4/9/2012, Jean-Luc Mélenchon, Front de Gauche, França (excerto)
Traduzido pelo pessoal da Vila Vudu
Jean-Luc Mélenchon |
Em
vez de repetir “elementos de linguagem” copiados de releases das
embaixadas dos EUA e despachos “orientados”, bastaria que algum jornalista
viajasse ao Equador. Ali, ele ou ela logo constataria, muito jornalisticamente,
que no Equador reina a mais ampla e total liberdade para caluniar e insultar o
governo eleito: toda a imprensa-empresa equatoriana, de propriedade de seis
famílias, é absolutamente livre para publicar despachos do Departamento de
Estado dos EUA ou todas as mentiras que qualquer jornalista invente ou queira
repetir, ouvida de alguma ‘fonte’ também mentirosa ou viciada.
De
fato, nada mais difícil de encontrar no Equador que algum jornal, programa de
televisão ou de rádio, ou livro nas livrarias, que seja favorável ao governo
eleito pela maioria dos eleitores!
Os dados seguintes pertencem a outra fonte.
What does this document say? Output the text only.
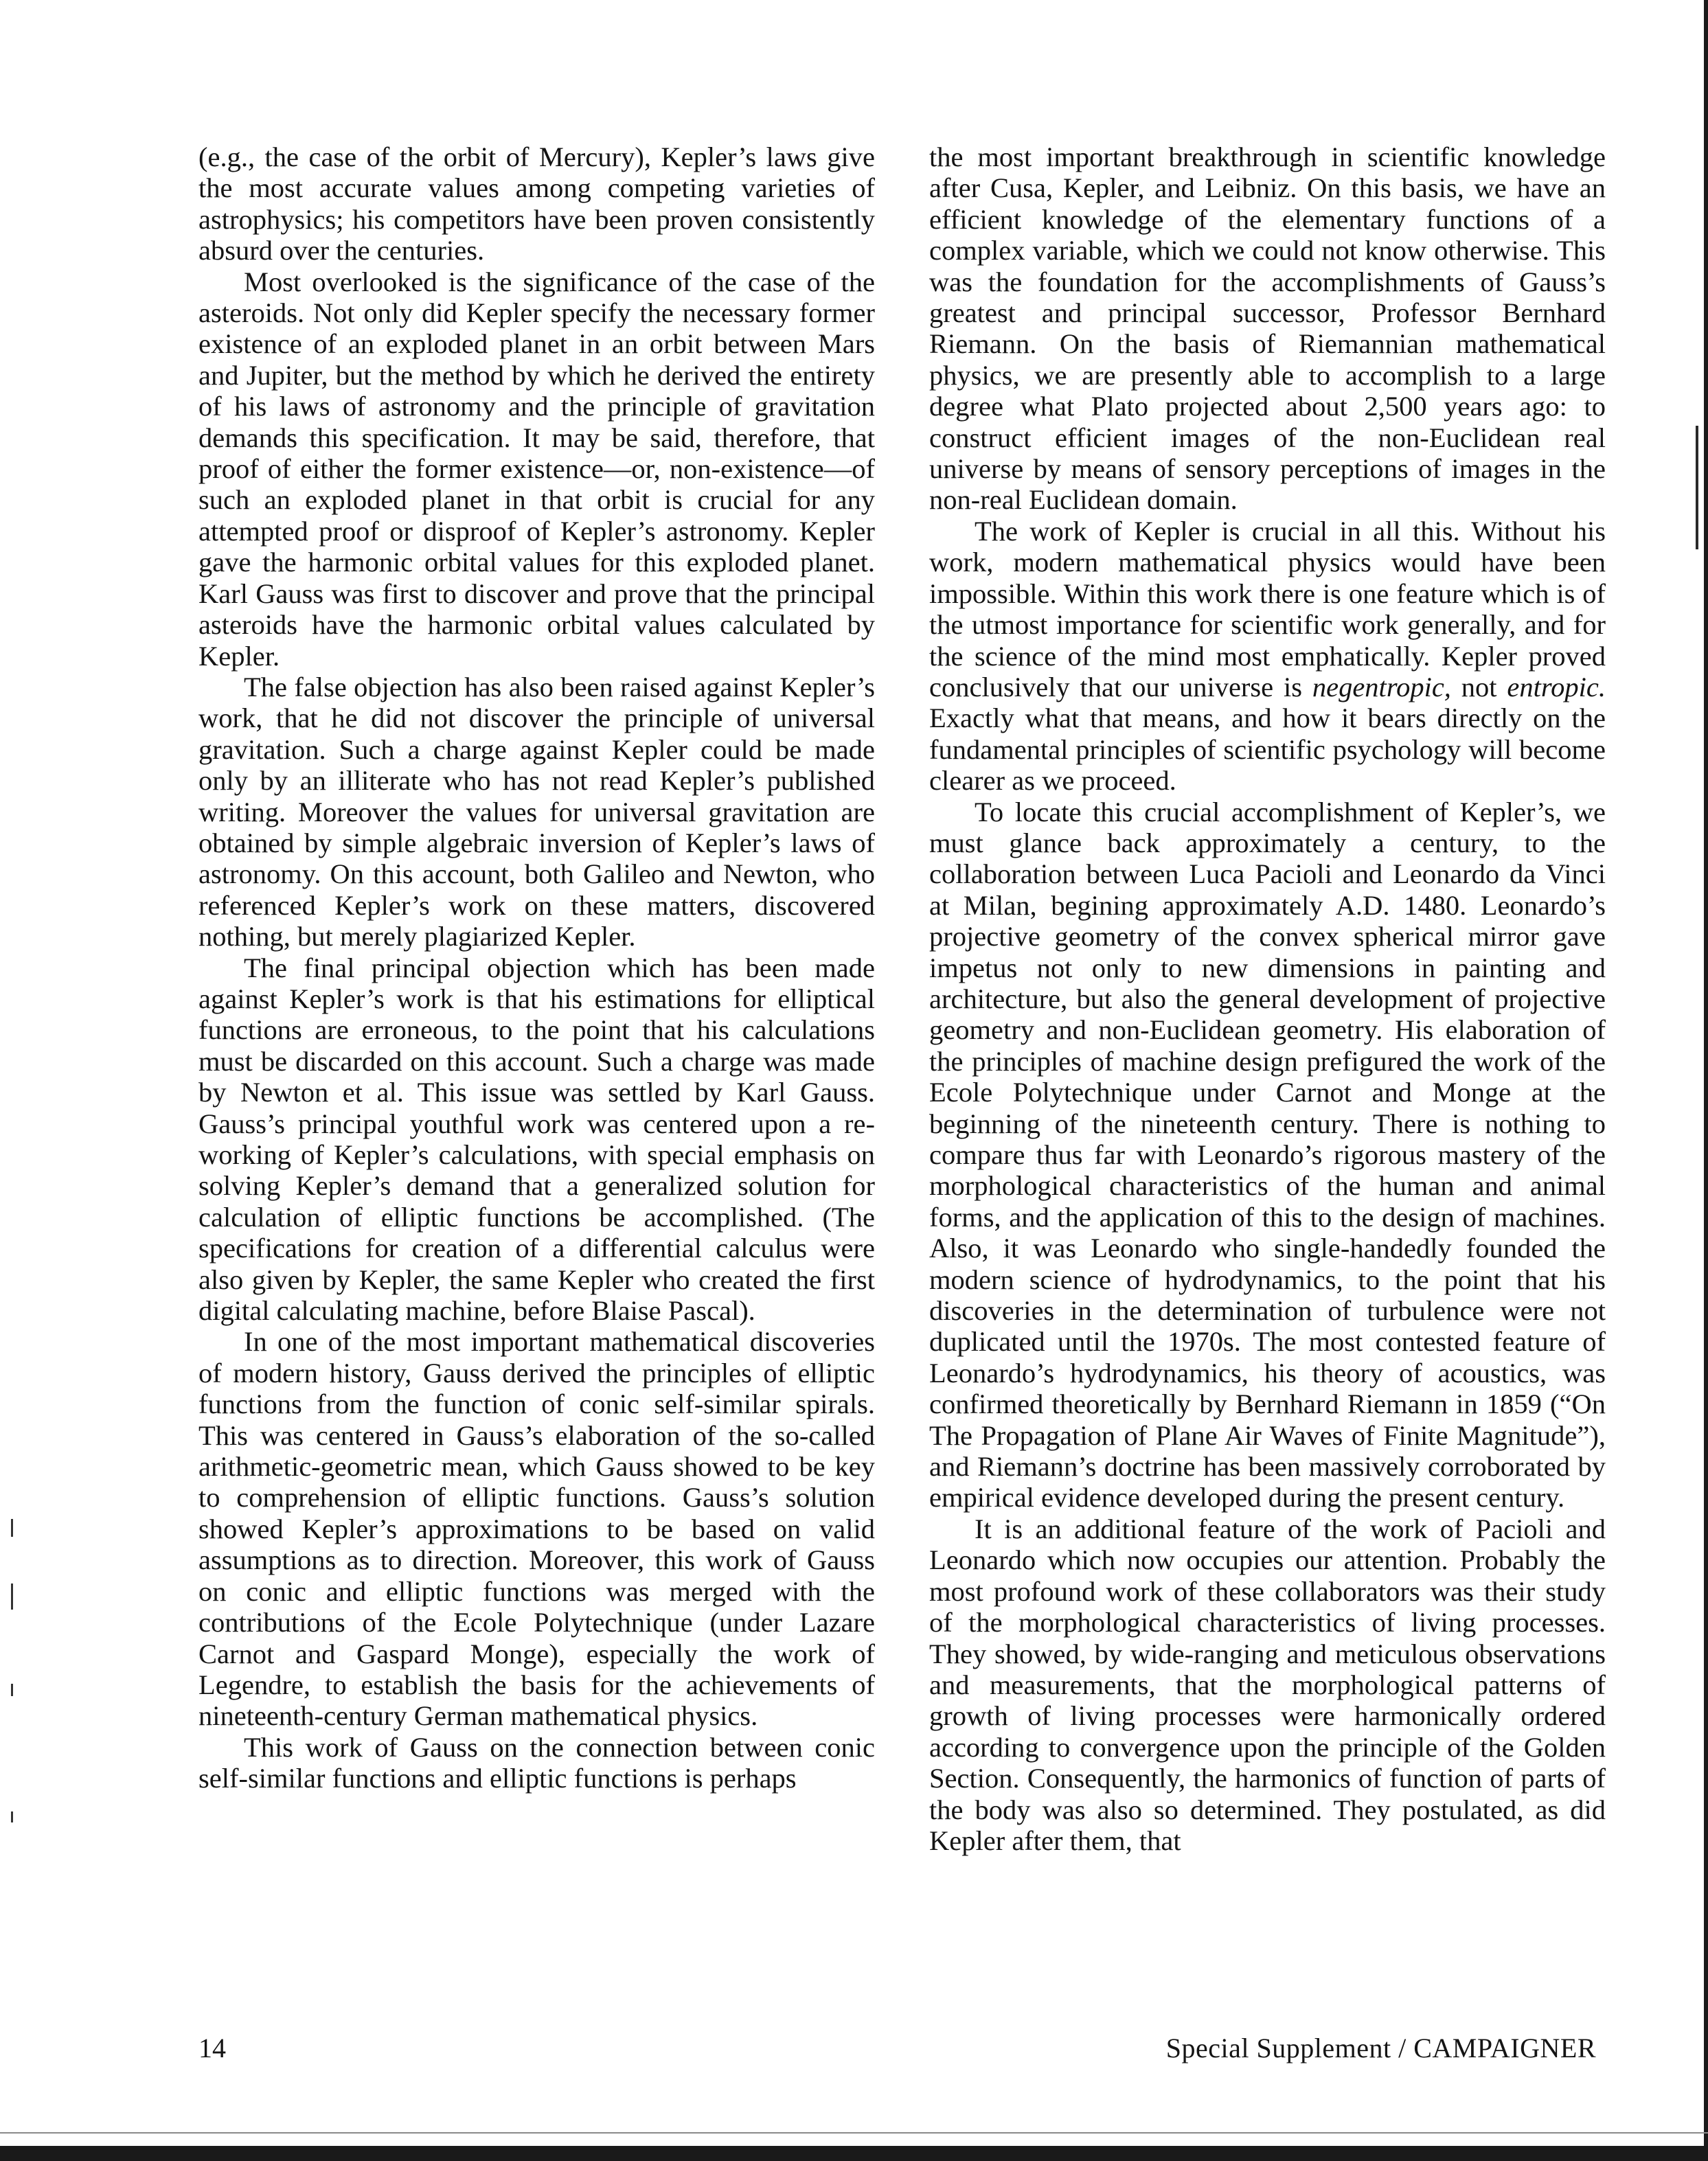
(e.g., the case of the orbit of Mercury), Kepler’s laws give the most accurate values among competing varieties of astrophysics; his competitors have been proven consistently absurd over the centuries.

Most overlooked is the significance of the case of the asteroids. Not only did Kepler specify the necessary former existence of an exploded planet in an orbit between Mars and Jupiter, but the method by which he derived the entirety of his laws of astronomy and the principle of gravitation demands this specification. It may be said, therefore, that proof of either the former existence—or, non-existence—of such an exploded planet in that orbit is crucial for any attempted proof or disproof of Kepler’s astronomy. Kepler gave the harmonic orbital values for this exploded planet. Karl Gauss was first to discover and prove that the principal asteroids have the harmonic orbital values calculated by Kepler.

The false objection has also been raised against Kepler’s work, that he did not discover the principle of universal gravitation. Such a charge against Kepler could be made only by an illiterate who has not read Kepler’s published writing. Moreover the values for universal gravitation are obtained by simple algebraic inversion of Kepler’s laws of astronomy. On this account, both Galileo and Newton, who referenced Kepler’s work on these matters, discovered nothing, but merely plagiarized Kepler.

The final principal objection which has been made against Kepler’s work is that his estimations for elliptical functions are erroneous, to the point that his calculations must be discarded on this account. Such a charge was made by Newton et al. This issue was settled by Karl Gauss. Gauss’s principal youthful work was centered upon a re-working of Kepler’s calculations, with special emphasis on solving Kepler’s demand that a generalized solution for calculation of elliptic functions be accomplished. (The specifications for creation of a differential calculus were also given by Kepler, the same Kepler who created the first digital calculating machine, before Blaise Pascal).

In one of the most important mathematical discoveries of modern history, Gauss derived the principles of elliptic functions from the function of conic self-similar spirals. This was centered in Gauss’s elaboration of the so-called arithmetic-geometric mean, which Gauss showed to be key to comprehension of elliptic functions. Gauss’s solution showed Kepler’s approximations to be based on valid assumptions as to direction. Moreover, this work of Gauss on conic and elliptic functions was merged with the contributions of the Ecole Polytechnique (under Lazare Carnot and Gaspard Monge), especially the work of Legendre, to establish the basis for the achievements of nineteenth-century German mathematical physics.

This work of Gauss on the connection between conic self-similar functions and elliptic functions is perhaps

the most important breakthrough in scientific knowledge after Cusa, Kepler, and Leibniz. On this basis, we have an efficient knowledge of the elementary functions of a complex variable, which we could not know otherwise. This was the foundation for the accomplishments of Gauss’s greatest and principal successor, Professor Bernhard Riemann. On the basis of Riemannian mathematical physics, we are presently able to accomplish to a large degree what Plato projected about 2,500 years ago: to construct efficient images of the non-Euclidean real universe by means of sensory perceptions of images in the non-real Euclidean domain.

The work of Kepler is crucial in all this. Without his work, modern mathematical physics would have been impossible. Within this work there is one feature which is of the utmost importance for scientific work generally, and for the science of the mind most emphatically. Kepler proved conclusively that our universe is negentropic, not entropic. Exactly what that means, and how it bears directly on the fundamental principles of scientific psychology will become clearer as we proceed.

To locate this crucial accomplishment of Kepler’s, we must glance back approximately a century, to the collaboration between Luca Pacioli and Leonardo da Vinci at Milan, begining approximately A.D. 1480. Leonardo’s projective geometry of the convex spherical mirror gave impetus not only to new dimensions in painting and architecture, but also the general development of projective geometry and non-Euclidean geometry. His elaboration of the principles of machine design prefigured the work of the Ecole Polytechnique under Carnot and Monge at the beginning of the nineteenth century. There is nothing to compare thus far with Leonardo’s rigorous mastery of the morphological characteristics of the human and animal forms, and the application of this to the design of machines. Also, it was Leonardo who single-handedly founded the modern science of hydrodynamics, to the point that his discoveries in the determination of turbulence were not duplicated until the 1970s. The most contested feature of Leonardo’s hydrodynamics, his theory of acoustics, was confirmed theoretically by Bernhard Riemann in 1859 (“On The Propagation of Plane Air Waves of Finite Magnitude”), and Riemann’s doctrine has been massively corroborated by empirical evidence developed during the present century.

It is an additional feature of the work of Pacioli and Leonardo which now occupies our attention. Probably the most profound work of these collaborators was their study of the morphological characteristics of living processes. They showed, by wide-ranging and meticulous observations and measurements, that the morphological patterns of growth of living processes were harmonically ordered according to convergence upon the principle of the Golden Section. Consequently, the harmonics of function of parts of the body was also so determined. They postulated, as did Kepler after them, that

14	Special Supplement / CAMPAIGNER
A oligarquia, no Equador, é completamente
livre para fazer campanha eleitoral durante todo o ano e, sempre, sempre, contra
o voto da maioria que, afinal, elegeu o presidente
Correa.
Julian Assange |
O affaire
Assange é questão de Estado para os EUA. A partir do
momento em que se interpôs, o governo progressista de Rafael Correa atraiu contra
si o assalto das agências de influência norte-americanas, pústulas fétidas. Os
grandes jornais do “bloco” puseram-se em movimento. E com eles vieram, de modo
surpreendente, também jornais da periferia, como Charlie Hebdo, ao qual
Maxime Vivas e Le
Grand Soir responderam
de modo argumentado, considerando a importância desse jornal nos meios da outra
esquerda. Mas o essencial da dita “grande imprensa” rapidamente pôs-se em
posição de atirar para matar. Primeiro, insidiosos; em seguida, abertamente
acusatórios. O assalto aconteceu em dois planos.
Primeiro,
contra a pessoa de Assange. Descrito como personagem isolado, cujos apoiadores
lhe teriam retirado apoios e se desdito; sujeito psicologicamente instável e,
além do mais, acusado de “violações e agressões sexuais”, no plural, claro!
O
outro plano de ataque visa o presidente do Equador. Todo o governo do Equador
foi apresentado como inimigo da liberdade de imprensa, que professaria concepção
de geometria variável do que seja o direito de asilo. Nesses registros
apareceram todos os modelos menos recomendáveis, no domínio da repetição de
elementos importados de linguagem, abundantes em algumas colunas do Figaro.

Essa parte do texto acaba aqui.